The odds Solvency II will not bite until 2014 have increased following the publication by the European Parliament of a new draft timetable for implementing the directive.
Burkhard Balz, a member of the Parliament’s Committee of Economic and Monetary Affairs, has submitted a report outlining the new dates for putting the directive into force.
Under the new timetable, which accords with that proposed by the Council of Ministers, the directive will be phased in during 2013.
Solvency II was originally due to be implemented at the beginning of 2013, but has been delayed due t lack of preparedness on the part of many smaller insurers and member states’ regulators.
The report says: “The rapporteur has no intention to postpone the transposition date for the Solvency II project. A smooth transition of the Solvency II requirements, however, seems to be reasonable, not only for small and medium-sized undertakings, but also for the preparedness of supervising authorities.
“For this reason, the rapporteur proposes a phasing-in within 2013, which already provides for approval procedures and, beginning July 2013, for important supervisory information.
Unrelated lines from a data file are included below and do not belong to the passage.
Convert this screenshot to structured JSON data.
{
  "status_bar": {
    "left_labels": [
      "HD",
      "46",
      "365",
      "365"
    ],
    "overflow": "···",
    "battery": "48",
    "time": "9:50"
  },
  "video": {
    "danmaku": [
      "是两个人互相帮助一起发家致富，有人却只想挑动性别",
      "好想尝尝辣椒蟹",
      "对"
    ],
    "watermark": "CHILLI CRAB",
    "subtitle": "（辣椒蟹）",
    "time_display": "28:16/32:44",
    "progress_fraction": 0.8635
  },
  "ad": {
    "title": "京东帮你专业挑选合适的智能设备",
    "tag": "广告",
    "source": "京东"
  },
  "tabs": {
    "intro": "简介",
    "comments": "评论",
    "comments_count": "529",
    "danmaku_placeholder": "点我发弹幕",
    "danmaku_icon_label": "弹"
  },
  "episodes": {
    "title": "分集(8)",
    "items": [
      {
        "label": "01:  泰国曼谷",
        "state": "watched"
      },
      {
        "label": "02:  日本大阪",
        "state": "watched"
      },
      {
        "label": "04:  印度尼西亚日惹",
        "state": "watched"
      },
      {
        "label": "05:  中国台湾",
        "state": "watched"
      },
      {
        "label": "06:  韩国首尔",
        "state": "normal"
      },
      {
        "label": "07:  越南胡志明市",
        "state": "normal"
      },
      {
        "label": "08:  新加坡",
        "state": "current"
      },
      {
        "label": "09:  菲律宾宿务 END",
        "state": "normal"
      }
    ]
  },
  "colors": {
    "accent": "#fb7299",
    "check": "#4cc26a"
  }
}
“Between 1 January 2013 and 31 December 2013 insurance and reinsurance undertakings and supervisors shall take all measures necessary to comply as of 1 January 2014 with the national laws, regulations and administrative provisions implementing this Directive.”
Commenting on the report, PWC global Solvency II leader Paul Clarke said: “This is a positive development as it brings us closer to ending the distracting debate over whether there will be a delay. Despite the delay in start date, the reality is insurers cannot afford to be complacent with their plans as they will still be required to file Solvency II information over the course of 2013 to prove their readiness. This means insurers will need to have the appropriate systems and processes in place by the end of next year.
“The industry is likely to welcome the Parliament and Council’s consensus on pushing back the implementation date to 2014, especially as a lot of the technical detail is still to be finalised. The more crucial piece for the industry now is how the areas of disagreement on some of the Level 2 implementing measures are resolved. We are unlikely to get any clarity on this until autumn and the rules won’t be finalised until well into 2012.”